長尾社長:家族引越しを再開するのはかなり難しいと考えている。提供するためには、梱包したり運び出したり、いろんな技能を持つ社員が必要だ。一定の社員は残っているが、全国で提供するのは現状では難しい。引越しを今後どうするのかという質問に答えられないのは申し訳ないが、もう少し時間が必要。どうあるべきかの精査を進めている。現時点ではこういう見解だ。法人向け引越しは家族引越しと同義なので再開の見通しは立っていない。

――かつての姿を取り戻すとはどういう意味か。

長尾社長:申し上げたいのは、セールスドライバーなど、客と対面する社員・営業マンは客の立場に立って考えることに特化させなければならない。安全運転をどう徹底するか、彼らの本分はセールス。そういう意味ではヤマトの中ではセールスドライバーに対し、それ以外の項目のミッションを課してしまっているのではないかと懸念している。仕組みとしてこういうことを取り除くガバナンス、組織にどう作り変えるか。取り戻すというより作り上げる。

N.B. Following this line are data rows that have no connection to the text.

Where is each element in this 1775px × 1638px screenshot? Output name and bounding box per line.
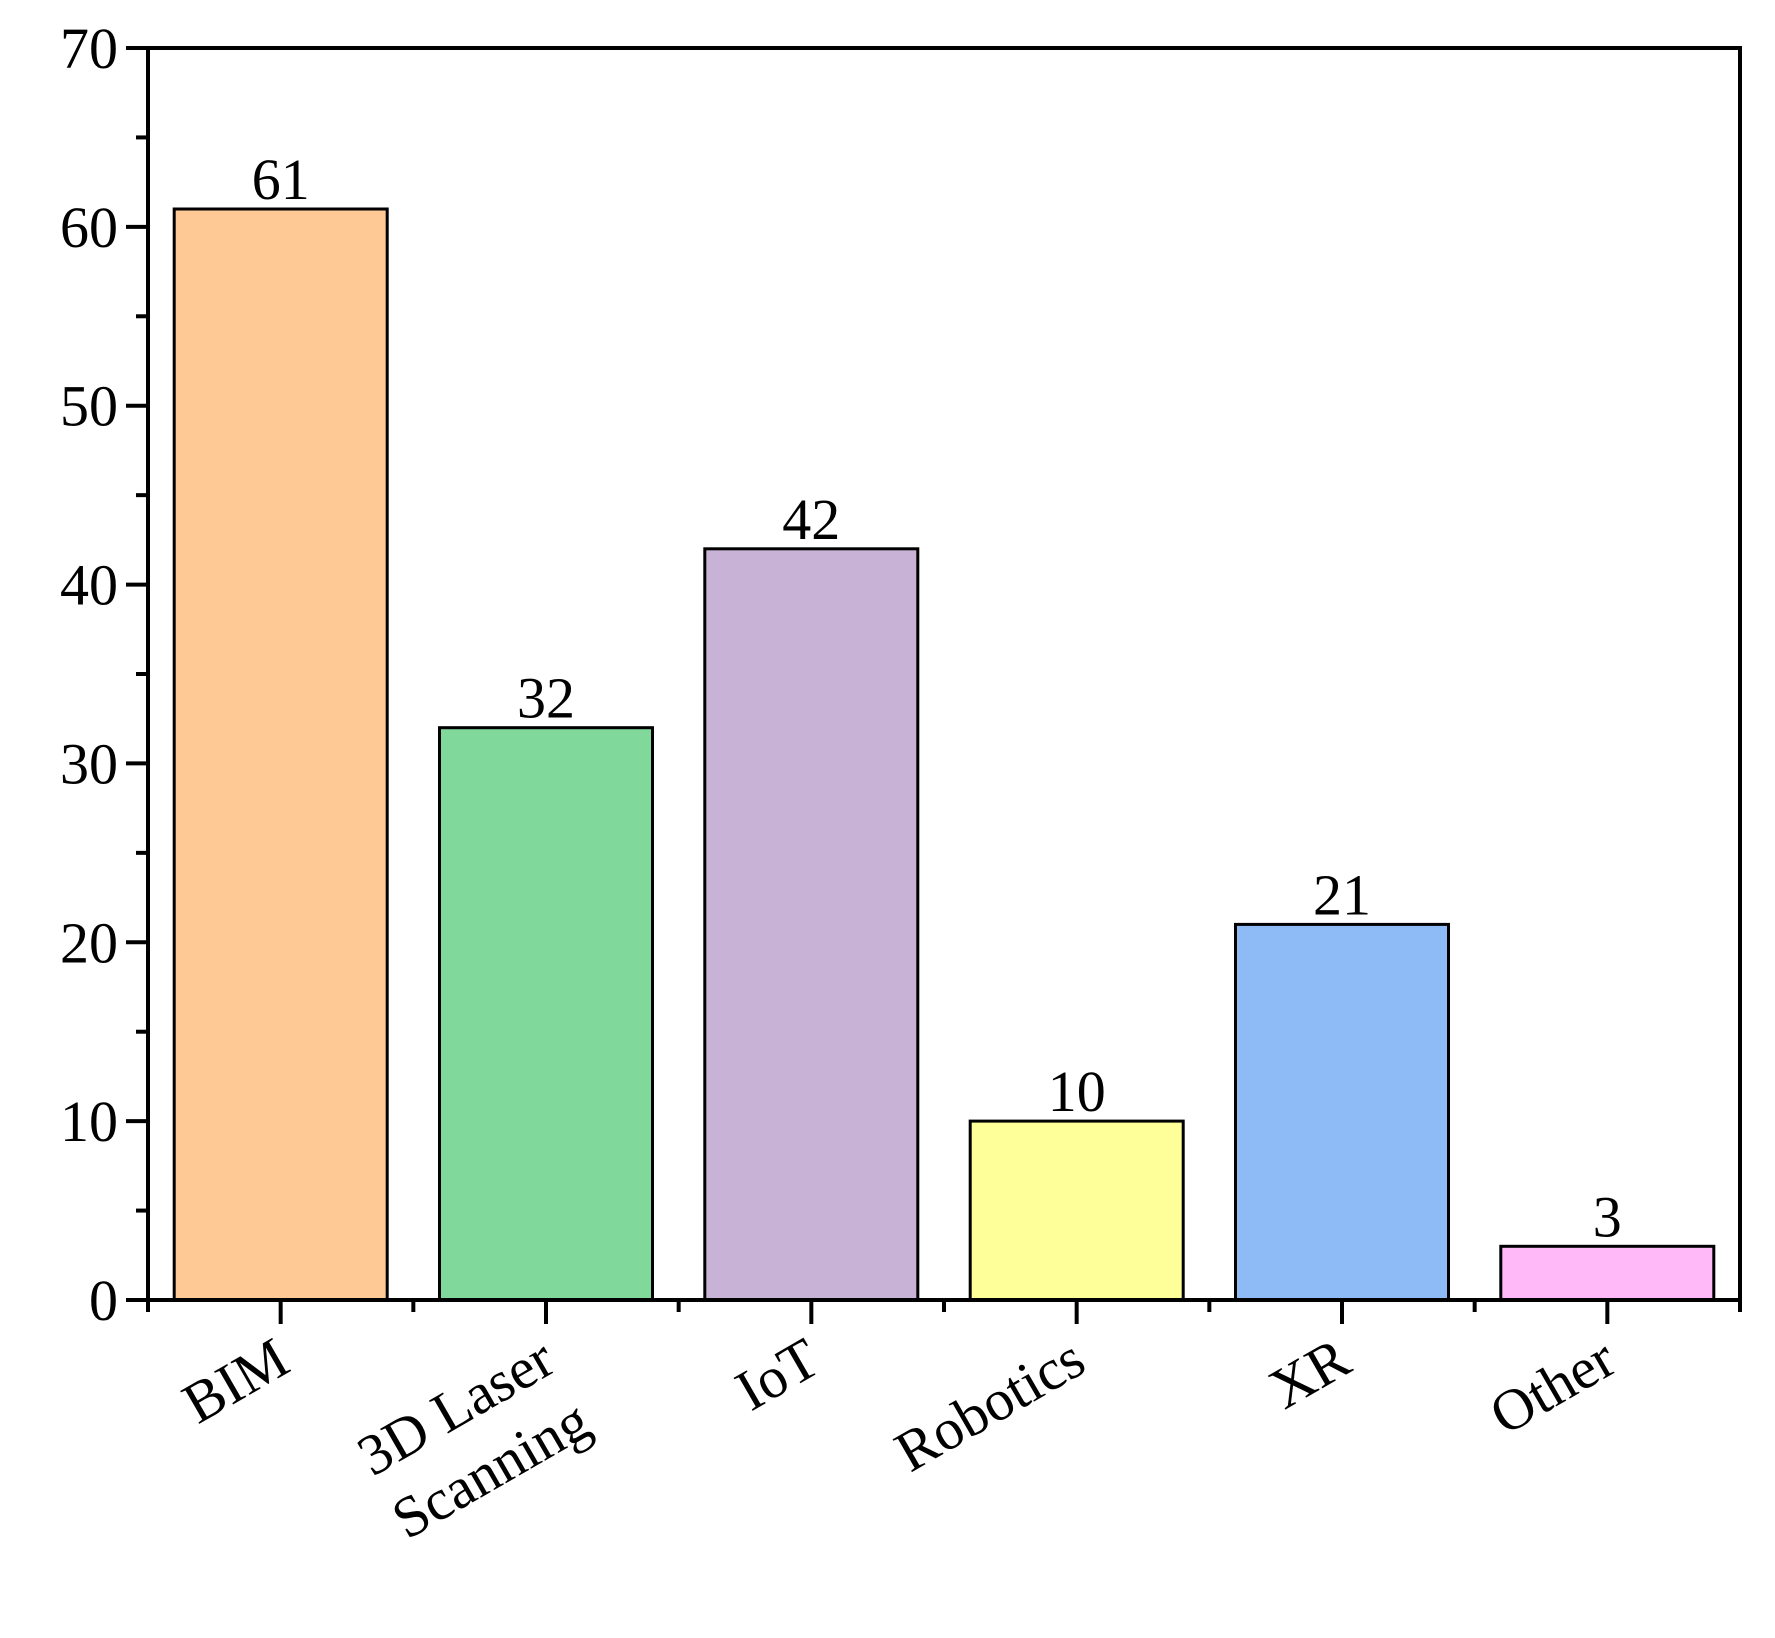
category-label: Other xyxy=(1479,1325,1626,1447)
data-label: 21 xyxy=(1313,862,1371,927)
data-label: 61 xyxy=(252,147,310,212)
category-label-line: BIM xyxy=(172,1325,299,1436)
category-label: XR xyxy=(1258,1325,1361,1422)
y-tick-label: 0 xyxy=(89,1268,118,1333)
y-tick-label: 50 xyxy=(60,374,118,439)
y-tick-label: 20 xyxy=(60,910,118,975)
bar xyxy=(703,547,920,1302)
category-label-line: Robotics xyxy=(884,1325,1095,1484)
y-tick-label: 60 xyxy=(60,195,118,260)
category-label-line: XR xyxy=(1258,1325,1361,1422)
data-label: 42 xyxy=(782,487,840,552)
category-label: Robotics xyxy=(884,1325,1095,1484)
bar xyxy=(172,207,389,1302)
category-label-line: IoT xyxy=(725,1325,830,1423)
y-tick-label: 40 xyxy=(60,553,118,618)
category-label: IoT xyxy=(725,1325,830,1423)
y-tick-label: 10 xyxy=(60,1089,118,1154)
bars-layer xyxy=(172,207,1716,1302)
category-label: BIM xyxy=(172,1325,299,1436)
data-label: 10 xyxy=(1048,1059,1106,1124)
bar xyxy=(1234,922,1450,1302)
bar xyxy=(438,726,654,1302)
bar xyxy=(1499,1244,1716,1302)
category-label-line: Other xyxy=(1479,1325,1626,1447)
y-tick-label: 30 xyxy=(60,731,118,796)
data-label: 32 xyxy=(517,666,575,731)
y-tick-label: 70 xyxy=(60,16,118,81)
data-label: 3 xyxy=(1593,1184,1622,1249)
bar xyxy=(968,1119,1185,1302)
axes-layer xyxy=(126,46,1742,1324)
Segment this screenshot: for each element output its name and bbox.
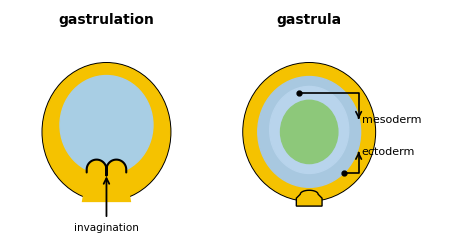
Ellipse shape (243, 63, 375, 201)
Text: gastrulation: gastrulation (58, 13, 155, 27)
Ellipse shape (43, 64, 170, 200)
Ellipse shape (258, 76, 361, 187)
Ellipse shape (244, 64, 374, 200)
Ellipse shape (270, 86, 349, 174)
Text: gastrula: gastrula (277, 13, 342, 27)
Ellipse shape (281, 100, 338, 164)
Text: mesoderm: mesoderm (362, 115, 421, 125)
Text: ectoderm: ectoderm (362, 147, 415, 157)
Ellipse shape (42, 63, 171, 201)
Polygon shape (82, 160, 131, 202)
Text: invagination: invagination (74, 223, 139, 233)
Text: endoderm: endoderm (277, 128, 334, 138)
Ellipse shape (60, 76, 153, 174)
Polygon shape (296, 190, 322, 206)
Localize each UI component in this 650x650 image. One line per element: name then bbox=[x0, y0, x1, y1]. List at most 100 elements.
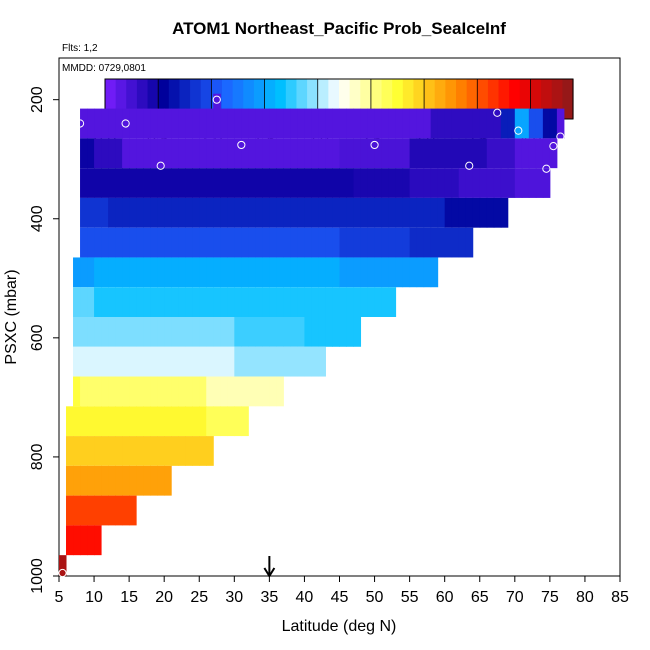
heatmap-cell bbox=[360, 227, 369, 258]
heatmap-cell bbox=[192, 108, 200, 139]
heatmap-cell bbox=[437, 108, 446, 139]
heatmap-cell bbox=[339, 317, 348, 347]
heatmap-cell bbox=[136, 108, 144, 139]
heatmap-cell bbox=[262, 168, 270, 198]
heatmap-cell bbox=[199, 436, 207, 466]
latitude-marker bbox=[263, 556, 276, 578]
heatmap-cell bbox=[283, 138, 291, 169]
heatmap-cell bbox=[276, 197, 284, 228]
heatmap-cell bbox=[241, 227, 249, 258]
heatmap-cell bbox=[304, 138, 312, 169]
heatmap-cell bbox=[101, 495, 109, 526]
heatmap-cell bbox=[178, 138, 186, 169]
heatmap-cell bbox=[164, 465, 172, 496]
heatmap-cell bbox=[171, 138, 179, 169]
heatmap-cell bbox=[122, 317, 130, 347]
x-tick-label: 85 bbox=[611, 589, 629, 606]
heatmap-cell bbox=[262, 346, 270, 377]
observation-point bbox=[370, 140, 379, 150]
heatmap-cell bbox=[129, 317, 137, 347]
heatmap-cell bbox=[283, 317, 291, 347]
heatmap-cell bbox=[94, 168, 102, 198]
heatmap-cell bbox=[143, 257, 151, 288]
heatmap-cell bbox=[241, 317, 249, 347]
heatmap-cell bbox=[521, 168, 530, 198]
observation-point bbox=[121, 119, 130, 128]
heatmap-cell bbox=[122, 465, 130, 496]
observation-point bbox=[58, 568, 67, 578]
heatmap-cell bbox=[143, 317, 151, 347]
heatmap-cell bbox=[192, 138, 200, 169]
heatmap-cell bbox=[262, 108, 270, 139]
heatmap-cell bbox=[192, 197, 200, 228]
heatmap-cell bbox=[185, 257, 193, 288]
heatmap-cell bbox=[332, 108, 340, 139]
colorbar-segment bbox=[413, 79, 425, 119]
heatmap-cell bbox=[129, 138, 137, 169]
heatmap-cell bbox=[94, 465, 102, 496]
heatmap-cell bbox=[185, 168, 193, 198]
heatmap-cell bbox=[535, 168, 544, 198]
heatmap-cell bbox=[318, 227, 326, 258]
heatmap-cell bbox=[185, 406, 193, 437]
heatmap-cell bbox=[178, 436, 186, 466]
heatmap-cell bbox=[150, 287, 158, 317]
heatmap-cell bbox=[143, 346, 151, 377]
heatmap-cell bbox=[122, 168, 130, 198]
heatmap-cell bbox=[332, 168, 340, 198]
heatmap-cell bbox=[360, 168, 369, 198]
heatmap-cell bbox=[94, 108, 102, 139]
heatmap-cell bbox=[276, 317, 284, 347]
heatmap-cell bbox=[206, 346, 214, 377]
heatmap-cell bbox=[255, 108, 263, 139]
colorbar-segment bbox=[562, 79, 574, 119]
heatmap-cell bbox=[185, 108, 193, 139]
heatmap-cell bbox=[164, 346, 172, 377]
heatmap-cell bbox=[416, 168, 425, 198]
heatmap-cell bbox=[451, 197, 460, 228]
heatmap-cell bbox=[157, 436, 165, 466]
heatmap-cell bbox=[542, 168, 551, 198]
heatmap-cell bbox=[332, 197, 340, 228]
heatmap-cell bbox=[220, 346, 228, 377]
colorbar-segment bbox=[296, 79, 308, 119]
heatmap-cell bbox=[206, 108, 214, 139]
mmdd-label: MMDD: 0729,0801 bbox=[62, 63, 146, 74]
heatmap-cell bbox=[171, 406, 179, 437]
heatmap-cell bbox=[122, 138, 130, 169]
heatmap-cell bbox=[108, 465, 116, 496]
heatmap-cell bbox=[73, 257, 81, 288]
heatmap-cell bbox=[178, 317, 186, 347]
heatmap-cell bbox=[101, 227, 109, 258]
heatmap-cell bbox=[150, 227, 158, 258]
heatmap-cell bbox=[150, 406, 158, 437]
heatmap-cell bbox=[129, 108, 137, 139]
heatmap-cell bbox=[87, 465, 95, 496]
heatmap-cell bbox=[94, 376, 102, 407]
heatmap-cell bbox=[178, 406, 186, 437]
heatmap-cell bbox=[94, 436, 102, 466]
heatmap-cell bbox=[108, 346, 116, 377]
heatmap-cell bbox=[402, 168, 411, 198]
heatmap-cell bbox=[227, 346, 235, 377]
heatmap-cell bbox=[234, 197, 242, 228]
heatmap-cell bbox=[353, 227, 362, 258]
heatmap-cell bbox=[430, 168, 439, 198]
heatmap-cell bbox=[101, 436, 109, 466]
heatmap-cell bbox=[381, 257, 390, 288]
heatmap-cell bbox=[122, 406, 130, 437]
heatmap-cell bbox=[220, 257, 228, 288]
heatmap-cell bbox=[549, 138, 558, 169]
colorbar-segment bbox=[445, 79, 457, 119]
heatmap-cell bbox=[262, 317, 270, 347]
heatmap-cell bbox=[87, 495, 95, 526]
heatmap-cell bbox=[115, 317, 123, 347]
x-tick-label: 20 bbox=[155, 589, 173, 606]
heatmap-cell bbox=[325, 227, 333, 258]
heatmap-cell bbox=[549, 108, 558, 139]
heatmap-cell bbox=[290, 138, 298, 169]
heatmap-cell bbox=[409, 138, 418, 169]
down-arrow-icon bbox=[263, 567, 276, 578]
heatmap-cell bbox=[213, 406, 221, 437]
heatmap-cell bbox=[318, 197, 326, 228]
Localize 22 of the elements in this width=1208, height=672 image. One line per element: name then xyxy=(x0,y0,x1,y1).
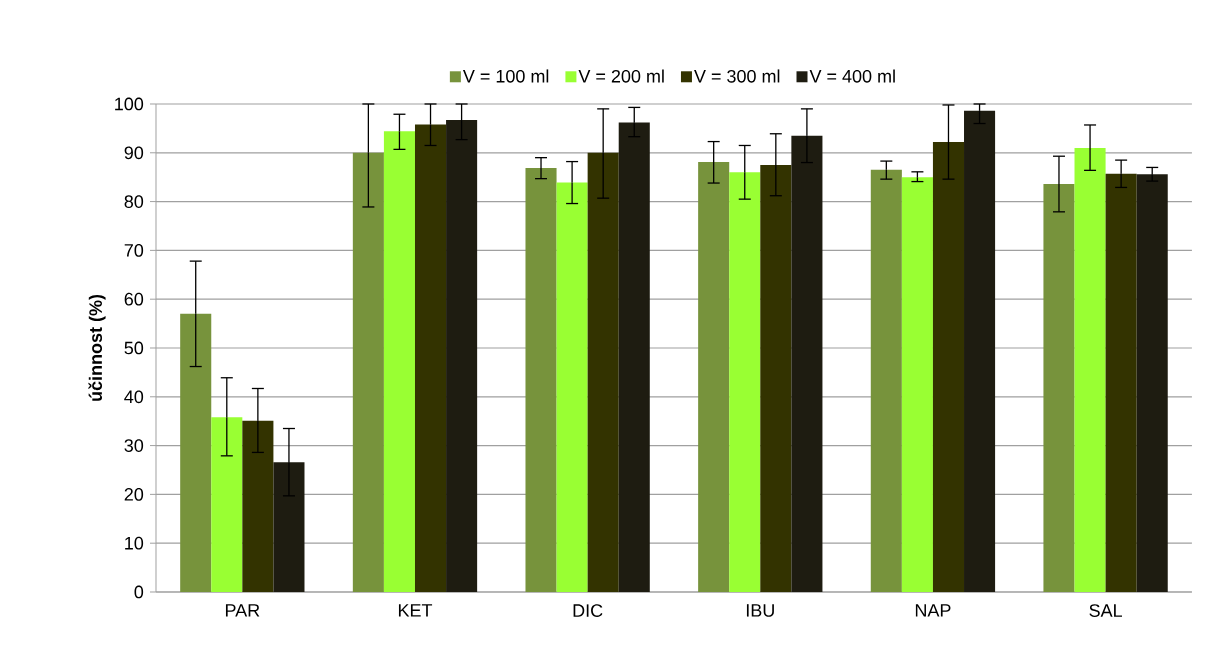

――純粋持株会社でなくなることで、社名をヤマト運輸に戻すのか。

長尾社長:純粋持株会社やめるのは、経営スピードをどう上げるか。一丁目一番地は、客起点のヤマトをもう一度作るということ。4事業本部に再編することにしたが、仮に4つの会社だとどうなのかと考えた。そうすると4つサイロができるのは仕方がないかもしれないと考えた。まさに大企業病だが、これを打破するため、一旦1つのヤマトを作り、1つの本社のもとで現場と一体となって一丁目一番地を作る、ということ。経営と現場との階層を縮めたい。組織変更まで1年あるので社名はまだ決めていない。

――組織の縮小や人員の削減はあるのか。

長尾社長:各子会社の拠点が地域に重複しているところもある。適切に集約することが必要。足りないところは新規に出店する。トータルでは大きく拠点が増えるというものではない(=減るということか)。人員については、バックオフィス業務の削減、仕分けの省人化が4年で効いてくる。これに伴い、基本としてトータル人員を増やす計画はない(=減らすということか)。

――海外事業はどうしていくつもりか。

長尾社長:過去に展開してきた海外事業は、成果が出ているものとそうでないものを精査し、年内に整理整頓したい。海外でも自前で宅急便をやることに取り組んできたが、自力・自前にこだわる時代ではない。適切なパートナーと一緒にビジネスを作っていくのがよりスピーディーだ。ここ数年でタイ、マレーシアなどでこれからのビジネスの展開が見えてきたところもある。

――構造改革を行うことにした発端は。

長尾社長:身内の恥部を申し上げるのは憚られるが、数年来、社内で議論してきた。私がまだ現場にいた頃、小倉昌男がヤマトは大企業病だと度々、社内報で書いていた。その時もそうかなと思ったし、今はそれよりも深刻な状況かなと思う。今やっている仕事が客につながっているのか、現場の第一線の社員のことを考えているのか、自分の部門のことだけでないのか、全社の最適化につながっているのか、現場のプラスになっているのか――を考えるのが重要だと思うが、そうではないことが散見される。しかし、彼らのせいにするつもりはない。私をはじめとする経営の問題だ。よって、経営構造を変えていく。経営陣から行動や思想を変えていく。